The influence of incidence on the reinfection rate thus appears to be a fundamental issue (11, 12) but this specific relationship is unexpected. We investigated this further by constructing a Markov model that simulates the epidemiology of a TB endemic in a hypothetical region (13). In order to accomplish this it was necessary to make a number of assumptions described as follows: The Markov model paradigm assumes that the population size is constant, but we regard this to be a reasonable assumption given a short period estimation. Immigration and emigration must therefore also be excluded. However, these restrictions can be relaxed to a certain extent without seriously undermining the deductions made from this model. Our model was intended to assist in investigating reported data (11). Unfortunately the HIV statuses of the patients involved in that study were not reported. For internal consistency across different incidence rates within our model we elected to exclude HIV considerations. However, assuming a constant proportion of HIV positive cases among the TB infected cases, their natural higher rate of progression to disease can be reflected by a higher rate of progression generally. This does not, of course, yield an accurate indication when comparing data from different settings subject to large differences in HIV incidence. Deviations from model predictions could thus be anticipated in any community where there is a significant increased presence of HIV or sudden population change. Drug resistant TB as a separate or specific entity is not considered in the model, which we do not think is a serious shortcoming because the incidence of drug resistant TB is relatively low compared to susceptible TB and the basic principles are the same. Drug resistant TB can be regarded as a component of the TB epidemic.

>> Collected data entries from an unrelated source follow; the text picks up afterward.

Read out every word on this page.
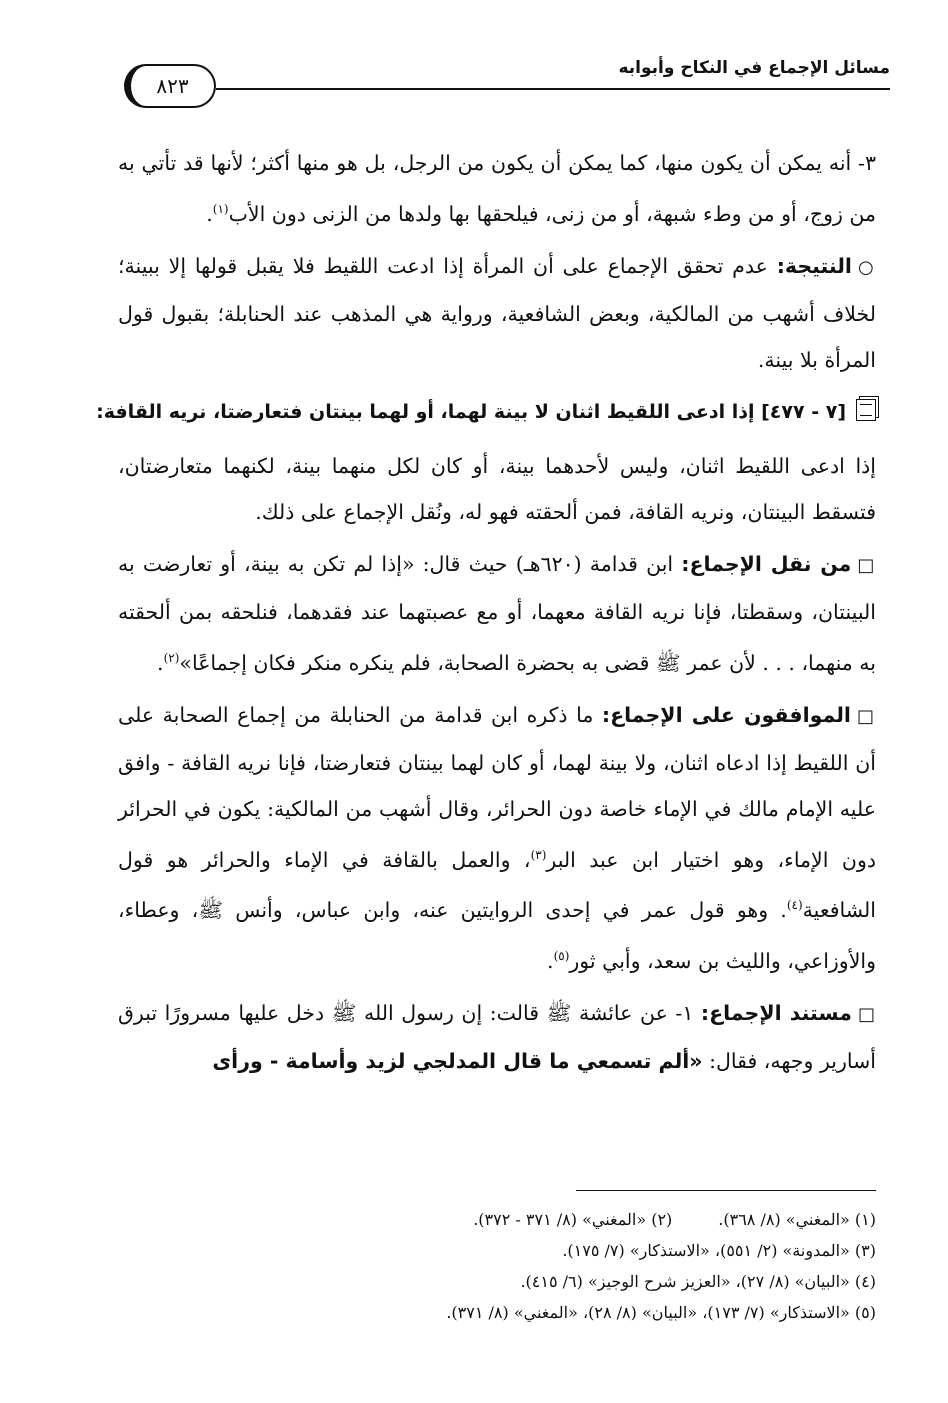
مسائل الإجماع في النكاح وأبوابه
٨٢٣

٣- أنه يمكن أن يكون منها، كما يمكن أن يكون من الرجل، بل هو منها أكثر؛ لأنها قد تأتي به من زوج، أو من وطء شبهة، أو من زنى، فيلحقها بها ولدها من الزنى دون الأب$^{(١)}$.

○النتيجة: عدم تحقق الإجماع على أن المرأة إذا ادعت اللقيط فلا يقبل قولها إلا ببينة؛ لخلاف أشهب من المالكية، وبعض الشافعية، ورواية هي المذهب عند الحنابلة؛ بقبول قول المرأة بلا بينة.

[٧ - ٤٧٧] إذا ادعى اللقيط اثنان لا بينة لهما، أو لهما بينتان فتعارضتا، نريه القافة:

إذا ادعى اللقيط اثنان، وليس لأحدهما بينة، أو كان لكل منهما بينة، لكنهما متعارضتان، فتسقط البينتان، ونريه القافة، فمن ألحقته فهو له، ونُقل الإجماع على ذلك.

□من نقل الإجماع: ابن قدامة (٦٢٠هـ) حيث قال: «إذا لم تكن به بينة، أو تعارضت به البينتان، وسقطتا، فإنا نريه القافة معهما، أو مع عصبتهما عند فقدهما، فنلحقه بمن ألحقته به منهما، . . . لأن عمر ﷺ قضى به بحضرة الصحابة، فلم ينكره منكر فكان إجماعًا»$^{(٢)}$.

□الموافقون على الإجماع: ما ذكره ابن قدامة من الحنابلة من إجماع الصحابة على أن اللقيط إذا ادعاه اثنان، ولا بينة لهما، أو كان لهما بينتان فتعارضتا، فإنا نريه القافة - وافق عليه الإمام مالك في الإماء خاصة دون الحرائر، وقال أشهب من المالكية: يكون في الحرائر دون الإماء، وهو اختيار ابن عبد البر$^{(٣)}$، والعمل بالقافة في الإماء والحرائر هو قول الشافعية$^{(٤)}$. وهو قول عمر في إحدى الروايتين عنه، وابن عباس، وأنس ﷺ، وعطاء، والأوزاعي، والليث بن سعد، وأبي ثور$^{(٥)}$.

□مستند الإجماع: ١- عن عائشة ﷺ قالت: إن رسول الله ﷺ دخل عليها مسرورًا تبرق أسارير وجهه، فقال: «ألم تسمعي ما قال المدلجي لزيد وأسامة - ورأى

(١) «المغني» (٨/ ٣٦٨).(٢) «المغني» (٨/ ٣٧١ - ٣٧٢).
(٣) «المدونة» (٢/ ٥٥١)، «الاستذكار» (٧/ ١٧٥).
(٤) «البيان» (٨/ ٢٧)، «العزيز شرح الوجيز» (٦/ ٤١٥).
(٥) «الاستذكار» (٧/ ١٧٣)، «البيان» (٨/ ٢٨)، «المغني» (٨/ ٣٧١).
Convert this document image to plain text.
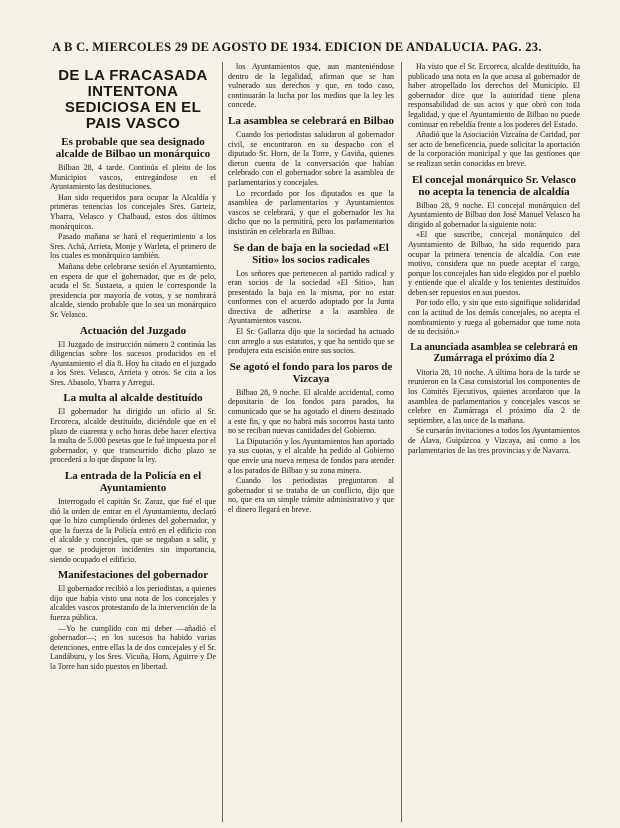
A B C. MIERCOLES 29 DE AGOSTO DE 1934. EDICION DE ANDALUCIA. PAG. 23.
DE LA FRACASADA INTENTONA SEDICIOSA EN EL PAIS VASCO
Es probable que sea designado alcalde de Bilbao un monárquico

Bilbao 28, 4 tarde. Continúa el pleito de los Municipios vascos, entregándose en el Ayuntamiento las destituciones.

Han sido requeridos para ocupar la Alcaldía y primeras tenencias los concejales Sres. Garteiz, Ybarra, Velasco y Chalbaud, estos dos últimos monárquicos.

Pasado mañana se hará el requerimiento a los Sres. Achá, Arrieta, Monje y Warleta, el primero de los cuales es monárquico también.

Mañana debe celebrarse sesión el Ayuntamiento, en espera de que el gobernador, que es de pelo, acuda el Sr. Sustaeta, a quien le corresponde la presidencia por mayoría de votos, y se nombrará alcalde, siendo probable que lo sea un monárquico Sr. Velasco.

Actuación del Juzgado

El Juzgado de instrucción número 2 continúa las diligencias sobre los sucesos producidos en el Ayuntamiento el día 8. Hoy ha citado en el juzgado a los Sres. Velasco, Arrieta y otros. Se cita a los Sres. Abasolo, Ybarra y Arregui.

La multa al alcalde destituído

El gobernador ha dirigido un oficio al Sr. Ercoreca, alcalde destituído, diciéndole que en el plazo de cuarenta y ocho horas debe hacer efectiva la multa de 5.000 pesetas que le fué impuesta por el gobernador, y que transcurrido dicho plazo se procederá a lo que dispone la ley.

La entrada de la Policía en el Ayuntamiento

Interrogado el capitán Sr. Zaraz, que fué el que dió la orden de entrar en el Ayuntamiento, declaró que lo hizo cumpliendo órdenes del gobernador, y que la fuerza de la Policía entró en el edificio con el alcalde y concejales, que se negaban a salir, y que se produjeron incidentes sin importancia, siendo ocupado el edificio.

Manifestaciones del gobernador

El gobernador recibió a los periodistas, a quienes dijo que había visto una nota de los concejales y alcaldes vascos protestando de la intervención de la fuerza pública.

—Yo he cumplido con mi deber —añadió el gobernador—; en los sucesos ha habido varias detenciones, entre ellas la de dos concejales y el Sr. Landáburu, y los Sres. Vicuña, Horn, Aguirre y De la Torre han sido puestos en libertad.

los Ayuntamientos que, aun manteniéndose dentro de la legalidad, afirman que se han vulnerado sus derechos y que, en todo caso, continuarán la lucha por los medios que la ley les concede.

La asamblea se celebrará en Bilbao

Cuando los periodistas saludaron al gobernador civil, se encontraron en su despacho con el diputado Sr. Horn, de la Torre, y Gaviña, quienes dieron cuenta de la conversación que habían celebrado con el gobernador sobre la asamblea de parlamentarios y concejales.

Lo recordado por los diputados es que la asamblea de parlamentarios y Ayuntamientos vascos se celebrará, y que el gobernador les ha dicho que no la permitirá, pero los parlamentarios insistirán en celebrarla en Bilbao.

Se dan de baja en la sociedad «El Sitio» los socios radicales

Los señores que pertenecen al partido radical y eran socios de la sociedad «El Sitio», han presentado la baja en la misma, por no estar conformes con el acuerdo adoptado por la Junta directiva de adherirse a la asamblea de Ayuntamientos vascos.

El Sr. Gallarza dijo que la sociedad ha actuado con arreglo a sus estatutos, y que ha sentido que se produjera esta escisión entre sus socios.

Se agotó el fondo para los paros de Vizcaya

Bilbao 28, 9 noche. El alcalde accidental, como depositario de los fondos para parados, ha comunicado que se ha agotado el dinero destinado a este fin, y que no habrá más socorros hasta tanto no se reciban nuevas cantidades del Gobierno.

La Diputación y los Ayuntamientos han aportado ya sus cuotas, y el alcalde ha pedido al Gobierno que envíe una nueva remesa de fondos para atender a los parados de Bilbao y su zona minera.

Cuando los periodistas preguntaron al gobernador si se trataba de un conflicto, dijo que no, que era un simple trámite administrativo y que el dinero llegará en breve.

Ha visto que el Sr. Ercoreca, alcalde destituído, ha publicado una nota en la que acusa al gobernador de haber atropellado los derechos del Municipio. El gobernador dice que la autoridad tiene plena responsabilidad de sus actos y que obró con toda legalidad, y que el Ayuntamiento de Bilbao no puede continuar en rebeldía frente a los poderes del Estado.

Añadió que la Asociación Vizcaína de Caridad, por ser acto de beneficencia, puede solicitar la aportación de la corporación municipal y que las gestiones que se realizan serán conocidas en breve.

El concejal monárquico Sr. Velasco no acepta la tenencia de alcaldía

Bilbao 28, 9 noche. El concejal monárquico del Ayuntamiento de Bilbao don José Manuel Velasco ha dirigido al gobernador la siguiente nota:

«El que suscribe, concejal monárquico del Ayuntamiento de Bilbao, ha sido requerido para ocupar la primera tenencia de alcaldía. Con este motivo, considera que no puede aceptar el cargo, porque los concejales han sido elegidos por el pueblo y entiende que el alcalde y los tenientes destituídos deben ser repuestos en sus puestos.

Por todo ello, y sin que esto signifique solidaridad con la actitud de los demás concejales, no acepta el nombramiento y ruega al gobernador que tome nota de su decisión.»

La anunciada asamblea se celebrará en Zumárraga el próximo día 2

Vitoria 28, 10 noche. A última hora de la tarde se reunieron en la Casa consistorial los componentes de los Comités Ejecutivos, quienes acordaron que la asamblea de parlamentarios y concejales vascos se celebre en Zumárraga el próximo día 2 de septiembre, a las once de la mañana.

Se cursarán invitaciones a todos los Ayuntamientos de Álava, Guipúzcoa y Vizcaya, así como a los parlamentarios de las tres provincias y de Navarra.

Our theoretical investigation revealed that the phenomenon of repeated infection is driven by the condition that the risk of a second, disease-causing infection for a person who has recovered from an episode of disease is about 7 (± 4) times greater than the risk of a first-time infection that leads to disease (13). This estimate is in close agreement with actual minimum estimates based on data from a high TB incidence community (9), where the risk of developing a second episode of TB after infection was estimated to be 4-7 times higher than a first episode.
Two possible explanations for this higher risk are an innate higher susceptibility of genetic origin and environmental and socio-economic conditions specific to the patient. But whatever the reasons, it is evident that, because of their highly elevated risk, recovered TB cases need follow-up monitoring and this is particularly so in communities where the incidence of TB is high (Figure 2).
Figure 2: Simulation of actual data.
The very high proportion of new cases due to reinfection when incidence is high is noteworthy. In view of this elevated risk, we suggest that TB cases require regular follow-up, and that this should be more intense for the first 3 years after an episode, but that even thereafter, follow-up is indicated. The logistics of such follow-up protocols could be relatively easy to implement and the strategy would make a considerable contribution to reducing the incidence of TB. The cost-benefit analysis indicates a major enhancement of TB control programmes at minimal additional cost.